Короче в Питере у меня всё прошло просто отлично. И с родственниками мы тоже повстречались. Я всем подарил по своей первой книжке, а мама гордо заявила, что мы приехали заключать договор на вторую. Батя же блеснул своим кандидатством. Так что приняли нас не только как родных, но и как равных. Несмотря на то, что мы, к сожалению, не жили в таком прекрасном городе как Ленинград! Я помнил — проскальзывал, бывало, у питерских, временами, этакий снобизм…
Так что обратно домой я вернулся окрылённым. А в начале февраля мужскую половину нашего класса вызвали повестками в военкомат, откуда отправили получать приписное свидетельство. Полтора десятка пацанов в одних трусах метались между кабинетов с бумажками в руках, нервного подгыгыкивая и краснея перед медсёстрами. Причём, вне зависимости от того, молодые они были или старые. Я же чуть не нанёс поликлинике существенный ущерб, едва не сломав спирометр. Объём лёгких у меня оказался ого-го — за шесть тысяч кубиков! Заметно больше, чем в прошлой жизни. Вероятнее всего благодаря бегу и плаванью. Вот аппарат и перекосило. Едва потом наладили… Но, если честно, это мероприятие привело меня в несколько нервное состояние. Потому что у меня, почему-то, напрочь вылетело из головы, что уже меньше, чем через два года СССР введёт войска в Афганистан. А мне до момента исполнения восемнадцати лет и, соответственного, моего неизбежного призыва в «непобедимую и легендарную» осталось максимум три года с небольшим. То есть «за речку» я попадаю почти гарантировано. С таким-то набором разрядов и умений. Пусть даже часть из них уже и, типа, не действующая. Причём, попаду я туда не как офицер, а в качестве рядового пушечного мяса. Чего мне категорически не хотелось… Нет, дело было не в трусости. За свою прошлую жизнь я не раз доказал и себе, и окружающим, что отнюдь не трус. И под пулями ходил, и вообще считался специалистом по выполнению некоторых не очень-то простых и весьма деликатных задач. Так что о страхе речи не шло. Просто… очень не хотелось погибнуть зря. Ни за что. Впустую. А про афганскую войну можно было говорить только в подобных терминах. Потому что её слили. То есть сначала вошли, вляпались, положили пятнадцать с лишним тысяч человек плюс ещё сколько-то числящихся пропавшими без вести, десятки тысяч были ранены и искалечены, а потом просто сбежали оттуда, поджав хвост… Причём, предав и бросив союзника!
И как-то исправить это было невозможно. Потому что, точно так же, но уже гораздо позже, в то же самое вляпались уже и «идеально демократические» американцы со своей эффективной (куда там «совку»!) рыночной экономикой, мощнейшими ЦРУ с АНБ со всеми их возможностями и аналитическими службами и сверхсупервысокотехнологичной армией. Войска из Афганистана они вывели, насколько я помнил, где-то в середине или конце двадцатых, после чего Кабул взяли талибы. Причём, почти бескровно и без особых боёв. Казни начались уже после…

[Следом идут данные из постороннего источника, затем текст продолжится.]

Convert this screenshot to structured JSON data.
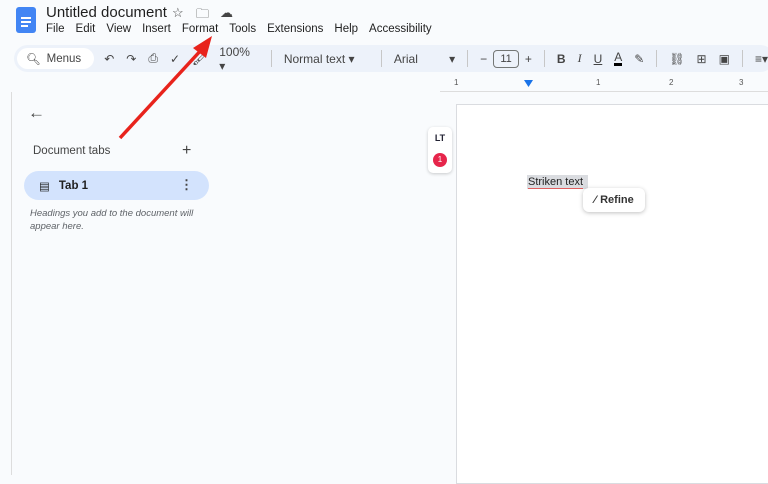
{
  "app": {
    "title": "Untitled document"
  },
  "menu": [
    "File",
    "Edit",
    "View",
    "Insert",
    "Format",
    "Tools",
    "Extensions",
    "Help",
    "Accessibility"
  ],
  "toolbar": {
    "search": "Menus",
    "zoom": "100%",
    "style": "Normal text",
    "font": "Arial",
    "font_size": "11"
  },
  "ruler": {
    "labels": [
      "1",
      "1",
      "2",
      "3"
    ]
  },
  "sidebar": {
    "heading": "Document tabs",
    "tab": "Tab 1",
    "hint": "Headings you add to the document will appear here."
  },
  "document": {
    "text": "Striken text",
    "refine": "Refine",
    "lt_badge": "1"
  },
  "annotation": {
    "arrow_color": "#e8231c"
  }
}
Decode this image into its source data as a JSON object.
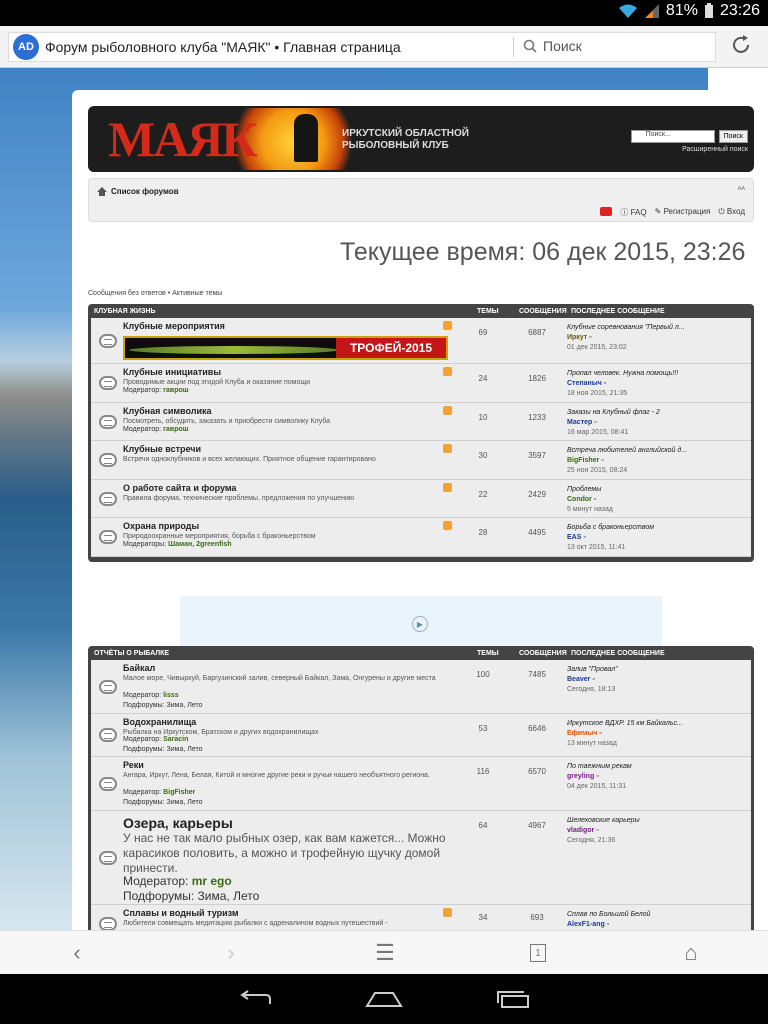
{
  "status": {
    "battery": "81%",
    "time": "23:26"
  },
  "browser": {
    "site_icon": "AD",
    "tab_title": "Форум рыболовного клуба \"МАЯК\" • Главная страница",
    "search_placeholder": "Поиск"
  },
  "header": {
    "logo": "МАЯК",
    "subtitle_line1": "ИРКУТСКИЙ ОБЛАСТНОЙ",
    "subtitle_line2": "РЫБОЛОВНЫЙ КЛУБ",
    "search_placeholder": "Поиск...",
    "search_button": "Поиск",
    "advanced_search": "Расширенный поиск"
  },
  "nav": {
    "breadcrumb": "Список форумов",
    "faq": "FAQ",
    "register": "Регистрация",
    "login": "Вход"
  },
  "current_time": "Текущее время: 06 дек 2015, 23:26",
  "quick_links": "Сообщения без ответов • Активные темы",
  "columns": {
    "topics": "ТЕМЫ",
    "posts": "СООБЩЕНИЯ",
    "last_post": "ПОСЛЕДНЕЕ СООБЩЕНИЕ"
  },
  "category1": {
    "title": "КЛУБНАЯ ЖИЗНЬ",
    "forums": [
      {
        "title": "Клубные мероприятия",
        "desc": "",
        "moderator_label": "",
        "moderator": "",
        "topics": "69",
        "posts": "6887",
        "last_title": "Клубные соревнования \"Первый л...",
        "last_user": "Иркут",
        "last_date": "01 дек 2015, 23:02",
        "banner": "ТРОФЕЙ-2015"
      },
      {
        "title": "Клубные инициативы",
        "desc": "Проводимые акции под эгидой Клуба и оказание помощи",
        "moderator_label": "Модератор:",
        "moderator": "гаврош",
        "topics": "24",
        "posts": "1826",
        "last_title": "Пропал человек. Нужна помощь!!!",
        "last_user": "Степаныч",
        "last_date": "18 ноя 2015, 21:35"
      },
      {
        "title": "Клубная символика",
        "desc": "Посмотреть, обсудить, заказать и приобрести символику Клуба",
        "moderator_label": "Модератор:",
        "moderator": "гаврош",
        "topics": "10",
        "posts": "1233",
        "last_title": "Заказы на Клубный флаг - 2",
        "last_user": "Мастер",
        "last_date": "16 мар 2015, 08:41"
      },
      {
        "title": "Клубные встречи",
        "desc": "Встречи одноклубников и всех желающих. Приятное общение гарантировано",
        "moderator_label": "",
        "moderator": "",
        "topics": "30",
        "posts": "3597",
        "last_title": "Встреча любителей английской д...",
        "last_user": "BigFisher",
        "last_date": "25 ноя 2015, 08:24"
      },
      {
        "title": "О работе сайта и форума",
        "desc": "Правила форума, технические проблемы, предложения по улучшению",
        "moderator_label": "",
        "moderator": "",
        "topics": "22",
        "posts": "2429",
        "last_title": "Проблемы",
        "last_user": "Condor",
        "last_date": "5 минут назад"
      },
      {
        "title": "Охрана природы",
        "desc": "Природоохранные мероприятия, борьба с браконьерством",
        "moderator_label": "Модераторы:",
        "moderator": "Шаман, 2greenfish",
        "topics": "28",
        "posts": "4495",
        "last_title": "Борьба с браконьерством",
        "last_user": "EAS",
        "last_date": "13 окт 2015, 11:41"
      }
    ]
  },
  "category2": {
    "title": "ОТЧЁТЫ О РЫБАЛКЕ",
    "forums": [
      {
        "title": "Байкал",
        "desc": "Малое море, Чивыркуй, Баргузинский залив, северный Байкал, Зама, Онгурены и другие места",
        "moderator_label": "Модератор:",
        "moderator": "lisss",
        "sub_label": "Подфорумы:",
        "sub1": "Зима",
        "sub2": "Лето",
        "topics": "100",
        "posts": "7485",
        "last_title": "Залив \"Провал\"",
        "last_user": "Beaver",
        "last_date": "Сегодня, 18:13"
      },
      {
        "title": "Водохранилища",
        "desc": "Рыбалка на Иркутском, Братском и других водохранилищах",
        "moderator_label": "Модератор:",
        "moderator": "Saracin",
        "sub_label": "Подфорумы:",
        "sub1": "Зима",
        "sub2": "Лето",
        "topics": "53",
        "posts": "6646",
        "last_title": "Иркутское ВДХР. 15 км Байкальс...",
        "last_user": "Ефимыч",
        "last_date": "13 минут назад"
      },
      {
        "title": "Реки",
        "desc": "Ангара, Иркут, Лена, Белая, Китой и многие другие реки и ручьи нашего необъятного региона.",
        "moderator_label": "Модератор:",
        "moderator": "BigFisher",
        "sub_label": "Подфорумы:",
        "sub1": "Зима",
        "sub2": "Лето",
        "topics": "116",
        "posts": "6570",
        "last_title": "По таежным рекам",
        "last_user": "greyling",
        "last_date": "04 дек 2015, 11:31"
      },
      {
        "title": "Озера, карьеры",
        "desc": "У нас не так мало рыбных озер, как вам кажется... Можно карасиков половить, а можно и трофейную щучку домой принести.",
        "moderator_label": "Модератор:",
        "moderator": "mr ego",
        "sub_label": "Подфорумы:",
        "sub1": "Зима,",
        "sub2": "Лето",
        "topics": "64",
        "posts": "4967",
        "last_title": "Шелеховские карьеры",
        "last_user": "vladigor",
        "last_date": "Сегодня, 21:36"
      },
      {
        "title": "Сплавы и водный туризм",
        "desc": "Любители совмещать медитацию рыбалки с адреналином водных путешествий -",
        "moderator_label": "",
        "moderator": "",
        "sub_label": "",
        "sub1": "",
        "sub2": "",
        "topics": "34",
        "posts": "693",
        "last_title": "Сплав по Большой Белой",
        "last_user": "AlexF1-ang",
        "last_date": ""
      }
    ]
  },
  "tabs_count": "1",
  "colors": {
    "header_bg": "#1d1d1d",
    "logo_red": "#d42a1a",
    "forum_bar": "#444444",
    "row_bg": "#ededed"
  }
}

На первый взгляд приписали меня нормально — в ГСВГ. То есть группу Советских войск в Германии. Но мне было совершенно ясно, что это ничего не решает. Во-первых, афганской войны ещё нет, а вот когда она начнётся — все предварительные приписки полетят вверх тормашками. А, во-вторых, призывать меня будет явно не местный военкомат, а тот, рядом с которым будет располагаться моё место учёбы. То есть, если всё получиться — какой-то из ленинградских. И что уж тогда там решат — бог знает.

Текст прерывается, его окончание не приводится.